Snoring aid billboard featuring soldier, Muslim woman turns heads
A billboard featuring an American soldier with his arm wrapped tightly around a Muslim woman is turning heads — but not necessarily for the sleep aid it's selling.
The ad features a married couple in an embrace, the woman wearing a garment, a niqab, that only reveals her eyes. "SnoreStop, keeping you together" and "#betogether" are the only words on the ad, which doesn't include any pictures of SnoreStop's nasal sprays or tablets.
Green Pharmaceuticals, the California-based company that sells SnoreStop, said it purposely created a provocative ad, one that would promote tolerance, inclusion and acceptance.
"Our product is for couples and we thought, 'Why not feature a diverse couple or a couple you normally don’t see in advertising?" Melody Devemark, the company's vice president of communications, told TODAY.com.
"We’re approaching 2014. In advertising, you’re still seeing the same kinds of people, mostly Caucasian, sometimes an Asian or somebody of mixed race, but it doesn’t really reflect society and the people living in this country, which is not this white wash scheme it might have been 50 years ago."
The company unveiled the ad on Oct. 28 in Los Angeles along the iconic Sunset Boulevard, but the billboard will soon hover above freeways in San Diego, Chicago, Houston and New York. It hoped to place the ads in additional locations but has run into resistance from billboard companies that have turned them down over the ad's content and its recent controversy.
Online reaction has been fierce from all sides. Some have called the ad offensive and an insult to the military. Others say it unnecessarily raises anti-Muslim sentiment.
“I will not be buying anything you make. This is totally off the mark and I find it highly offensive,” Edward LaPato wrote on SnoreStop’s Facebook page.
In an op-ed for British publication The Guardian, Aseel Machi called the ad racist.
“As an Iraqi, when I see a man dressed in camouflage and matching hat with a Muslim woman in his arms, I think of the atrocities committed against not only men, but women and children, during the brutal years of ‘democracy and liberation’ that ravaged my country,” she said.
But supporters applauded the #betogether effort to champion diversity. Some said they were more offended by the negative reaction the ad has received.
“It angers me how closed minded people are,” Christina Watts wrote on Facebook.
“Anybody that finds this ad offensive or a ‘slap in the face of our troops’ are just plain ignorant,” added Scott A. Norby.
Others just want to know what the couple in the ad have to do with snoring.
Devemark provided this answer, after explaining that SnoreStop is made for couples, including those like the one in the billboard ad.

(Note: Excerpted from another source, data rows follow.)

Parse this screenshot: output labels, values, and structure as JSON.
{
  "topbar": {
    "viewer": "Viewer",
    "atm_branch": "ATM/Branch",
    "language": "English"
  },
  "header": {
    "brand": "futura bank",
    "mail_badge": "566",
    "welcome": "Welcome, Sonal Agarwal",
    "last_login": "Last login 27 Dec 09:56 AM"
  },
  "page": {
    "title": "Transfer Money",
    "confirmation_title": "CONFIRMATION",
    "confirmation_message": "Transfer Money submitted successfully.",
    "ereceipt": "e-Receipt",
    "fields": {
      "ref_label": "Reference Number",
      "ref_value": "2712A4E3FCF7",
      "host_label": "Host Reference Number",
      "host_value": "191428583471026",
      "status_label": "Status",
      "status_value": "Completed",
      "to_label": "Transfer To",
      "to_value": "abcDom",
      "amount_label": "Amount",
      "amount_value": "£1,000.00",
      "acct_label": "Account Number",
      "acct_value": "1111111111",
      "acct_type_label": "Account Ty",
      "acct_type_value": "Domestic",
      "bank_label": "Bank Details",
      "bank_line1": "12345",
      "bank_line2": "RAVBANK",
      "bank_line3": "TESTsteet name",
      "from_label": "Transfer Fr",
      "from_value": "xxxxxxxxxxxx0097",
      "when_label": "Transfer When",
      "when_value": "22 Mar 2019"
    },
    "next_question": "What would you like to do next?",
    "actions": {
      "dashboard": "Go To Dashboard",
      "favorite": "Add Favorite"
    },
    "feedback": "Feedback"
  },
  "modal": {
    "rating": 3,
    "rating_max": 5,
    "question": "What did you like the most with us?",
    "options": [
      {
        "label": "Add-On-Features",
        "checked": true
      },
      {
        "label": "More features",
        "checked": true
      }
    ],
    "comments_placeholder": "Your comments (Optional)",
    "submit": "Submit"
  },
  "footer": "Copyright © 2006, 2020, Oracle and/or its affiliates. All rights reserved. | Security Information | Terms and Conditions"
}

"Couples like this do exist and a lot of people have to fight to be together and sometimes they let a little thing like snoring keep them apart," she said. "We want people to stay together and SnoreStop can help you stay together."
Devemark said the couple in the ad was inspired by a real-life couple who is close friends with Paul Evans, the model and actual U.S. serviceman featured in the photograph.
“As soldier, that’s really what we fight for, right there, our freedoms,” Evans said in a YouTube video posted on SnoreStop's website. Evans explains how he faced similar intolerance growing up in the South when he had a black girlfriend.
“We just want that equality. … Anyone should be with who they want to be with. That’s really what it’s all about," he said.
Devemark said her company is not trying to "desensitize America" with its ad, or "bring Islam to the country," as critics have accused.
"We're just basically putting a spotlight on couples that exist in reality. It’s not some kind of made up fantasy of these two people who could never be together," she said.
"When I look at the image, I don’t see something menacing. It's not an ad of a half-naked woman selling pills that will make your sex life better," she said. "It's something you normally don’t see everyday, but it also makes people think, 'Why are they using this image and not one of their product?' It makes people think a little bit beyond the image, and what the message is.
"And the message is, snoring effects every couple in the same exact way."